Ella es de las afortunadas, porque ya tiene a dos de sus niños en España, «pero tuve que luchar mucho por poder tenerlos a mi lado. Uno aún se me resiste», confiesa entre susurros. Sofía cuenta cómo de un día para otro se le presentó la oportunidad y vio la ocasión de poder cambiar algo por el bienestar de sus pequeños. Eso sí, «no he pasado momento más duro en mi vida que tomar la decisión de dejar mis raíces». Confiesa que fue «terrible» venir a ciegas a un país que apenas ubicaba en el mapa. «No sabía con lo que me iba a encontrar». Sus amigas asienten para confirmar sus palabras. Sin duda, cada una de ellas se enfrenta cada día a la culpa de haber abandonado a sus hijos, porque apenas les alcanzaba el dinero para mantenerlos. «El momento de traerme un hijo y dejar allá dos fue la peor decisión de mi vida», confirma Viki.

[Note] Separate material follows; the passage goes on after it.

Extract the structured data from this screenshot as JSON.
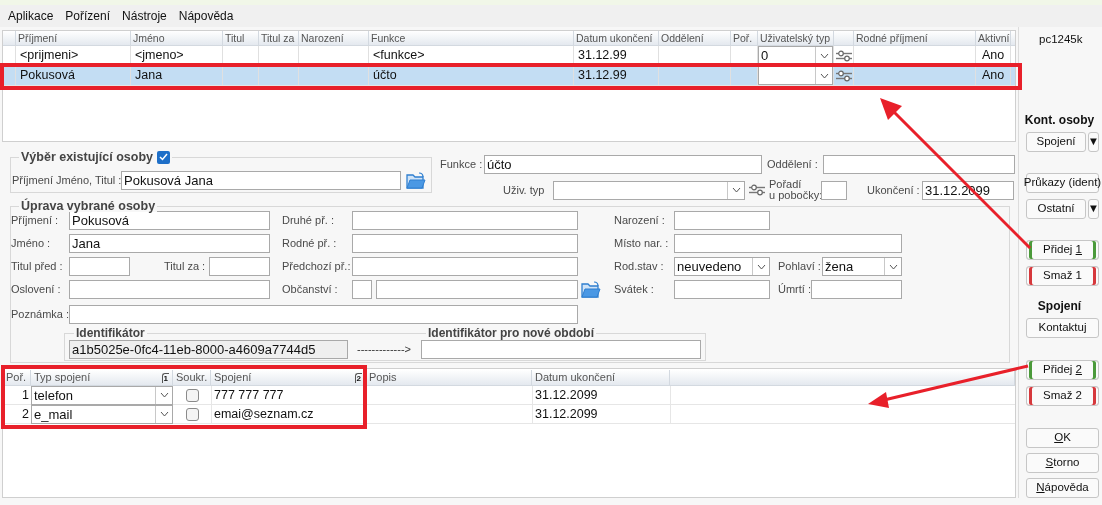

Ella llegó desde la República Dominicana huyendo del país «tan mal administrado» en el que vivía. «Nuestro gobierno ha conseguido que muchas hayamos optado por dejar nuestro país», dice con cierta dureza. Sin embargo, desde hace años ocupa su tiempo cocinando en una restaurante, no sin antes haber pasado temporadas limpiando casas o cuidando de personas mayores. «Lo que más me gusta de mi trabajo actual es haber aprendido a cocinar la comida de aquí. ¡Está buenísima!», dice con una amplia sonrisa.
Rechazo social
El testimonio de cada una de ellas permite comprobar que han sido víctimas de un sentimiento racista hacia ellas. Aunque afirman que están integradas en la sociedad, más de una advierte alguna situación incómoda en sus vidas al otra lado del Atlántico. ‘Guachupina’, ‘sudaka’, ‘indígena’ o ‘tercermundista’ son algunas de las perlas que han tenido que soportar. «A veces hemos padecido el rechazo social, la discriminación por nuestra nacionalidad y nuestra condición económica o simplemente por el color de nuestra piel», asegura Sdenka. A continuación relata una experiencia que dejó boquiabierto a un hombre español: «Estábamos en una cola esperando para un puesto de trabajo. Había gente de todas las razas y colores. Se acercó un señor de aquí, nos miró a un grupo y no dijo ‘¿Pero vosotras ya sabéis hablar español? Anda, iros a vuestro puto país’. Me giré, le miré y le dije educadamente ‘Verá, castellano hablo perfectamente, el español aún lo estoy aprendiendo, aunque ya sé decir ’me cago en tu puta madre’ y ‘puta mierda’».
Esta, como otras tantas, son situaciones que se expresan en el rechazo, la discriminación, los prejuicios y estereotipos que pesan sobre los inmigrantes, «principalmente referidos a la competencia laboral», aclara Sdenka. Ella insiste: «El trabajo emocional que supone la presencia continua de una persona que, además de ofrecer compañía, ofrece bienestar, cuidados y cariño a las personas en situación de dependencia, es una labor que se realiza en solitario y no está socialmente valorada». «Creo que vascos y españoles se están acostumbrando a que seamos nosotras las que hagamos este tipo de trabajos», le sigue Sofía. Además, advierte Sdenka: «Yo no tengo ese problema, pero soy consciente de que para muchas familias vascas y españolas, no todas eso sí, contratar a una cuidadora inmigrante es una opción con ventajas económicas, porque se paga un sueldo miserable para una disposición de 24 horas».
Todas por fin cuentan con una situación regularizada, pero también les costó lo suyo: «No hay más que trabas», hasta que consiguieron no caminar con miedo por ser deportadas a su país. Años después, estas mujeres aseguran tener sólo un sueño más por cumplir: reunir el suficiente dinero para poder estar con su familia. «Deseamos volver».